[00539] Extreme value theory and statistical analysis
Session Time & Room : 4D (Aug.24, 15:30-17:10) @F412
Type : Proposal of Minisymposium
Abstract : Huge disasters, such as earthquake and flood occur rarely but their damage is extremely terrible and the countermeasures against them are urgent social task.
Extreme value theory (EVT) deals with rare events mathematically or statistically and is applied to risk management for not only disasters but also various fields, for example, finance, insurance and life span of industrial products.
We present 4 researches. Asymptotic theory for extreme value generalized additive model, statistical inference for sample maximum distribution, nonparametric statistical inference related to several economic topics and statistical management for multivariate risk for financial institutions.
[03480] Asymptotic theory for extreme value generalized additive model
Format : Talk at Waseda University
Author(s) :
Takuma Yoshida (Kagoshima University)
Abstract : The classical approach to analyzing extreme value data is the generalized Pareto distribution
(GPD). When the GPD is used to explain a target variable with the large dimension
of covariates, the shape and scale function of covariates included in GPD are sometimes
modeled using the generalized additive models (GAM). In contrast to many results of application,
there are no theoretical results on the hybrid technique of GAM and GPD, which
motivates us to develop its asymptotic theory. We provide the rate of convergence of the
estimator of shape and scale functions, as well as its local asymptotic normality.
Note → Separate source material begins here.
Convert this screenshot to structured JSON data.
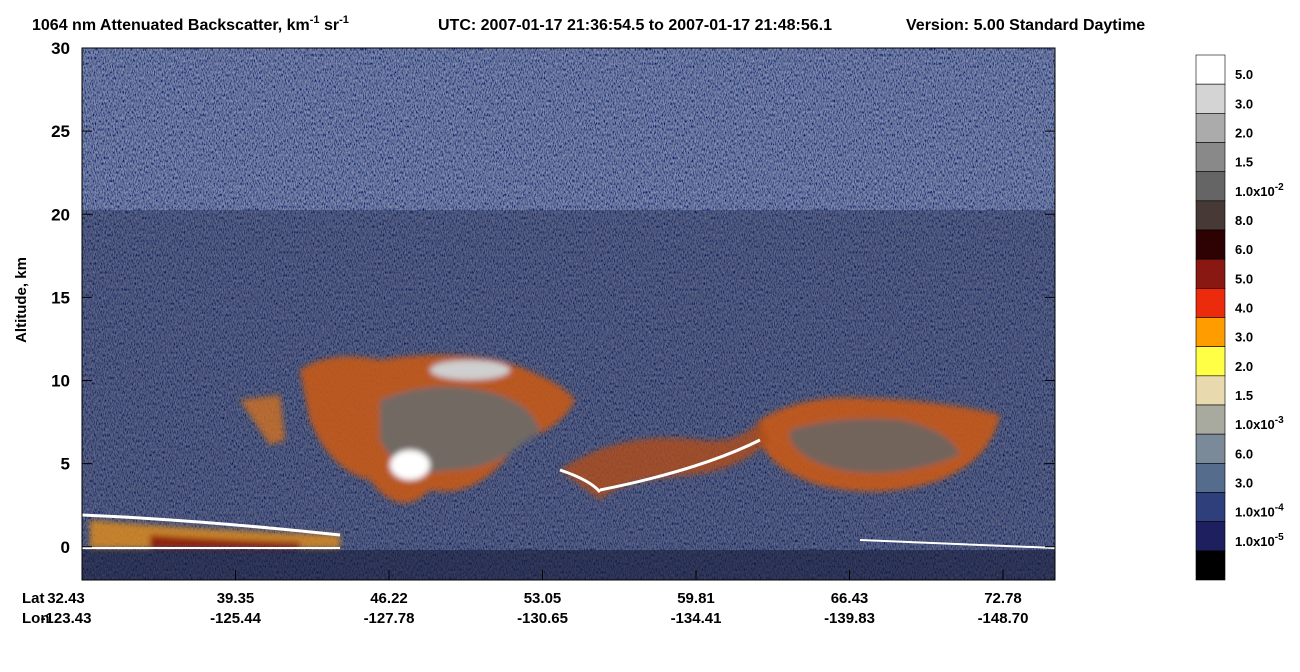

[03597] Comparative study on accuracy of sample maximum distribution estimators in IID settings
Format : Online Talk on Zoom
Author(s) :
Taku Moriyama (Yokohama City University)
Abstract : Comparative study on the accuracy of sample maximum distribution estimators in IID settings will be reported. The distribution of sample maximum is approximated by the generalized extreme value distribution. However, the approximation accuracy heavily depends on the tail index. This study investigates a nonparametric estimator as the alternative approach and compares the accuracies both theoretically and numerically. Future prospects of the study will also be discussed.
[02777] Subsampling inference for nonparametric extremal conditional quantiles
Format : Talk at Waseda University
Author(s) :
Daisuke Kurisu (The University of Tokyo)
Taisuke Otsu (London School of Economics)
Abstract : In this talk, we study asymptotic properties of the local linear (LL) quantile estimator under the extremal-order quantile asymptotics and develop a practical inference method for conditional quantiles in extreme tail areas. The asymptotic distribution of the LL quantile estimator is derived as a minimizer of certain functional of a Poisson point process. We also propose a subsampling inference method for conditional extreme quantiles based on a self-normalized version of the LL estimator.
[03093] Measuring non-exchangeable tail dependence using tail copulas
Format : Talk at Waseda University
Author(s) :
Takaaki Koike (Hitotsubashi University)
Shogo Kato (Institute of Statistical Mathematics)
Marius Hofert (The University of Hong Kong)
Abstract : We propose a novel framework of quantifying and comparing the degree of tail dependence using tail copula. Our proposed measures have clear probabilistic interpretations, and capture various features of non-exchangeable tail dependence depending on the purpose of the analysis. Analytical forms of the proposed measures are derived for various parametric copulas. A real data analysis reveals striking tail dependence and tail non-exchangeability of the return series of stock indices, particularly in periods of financial distress.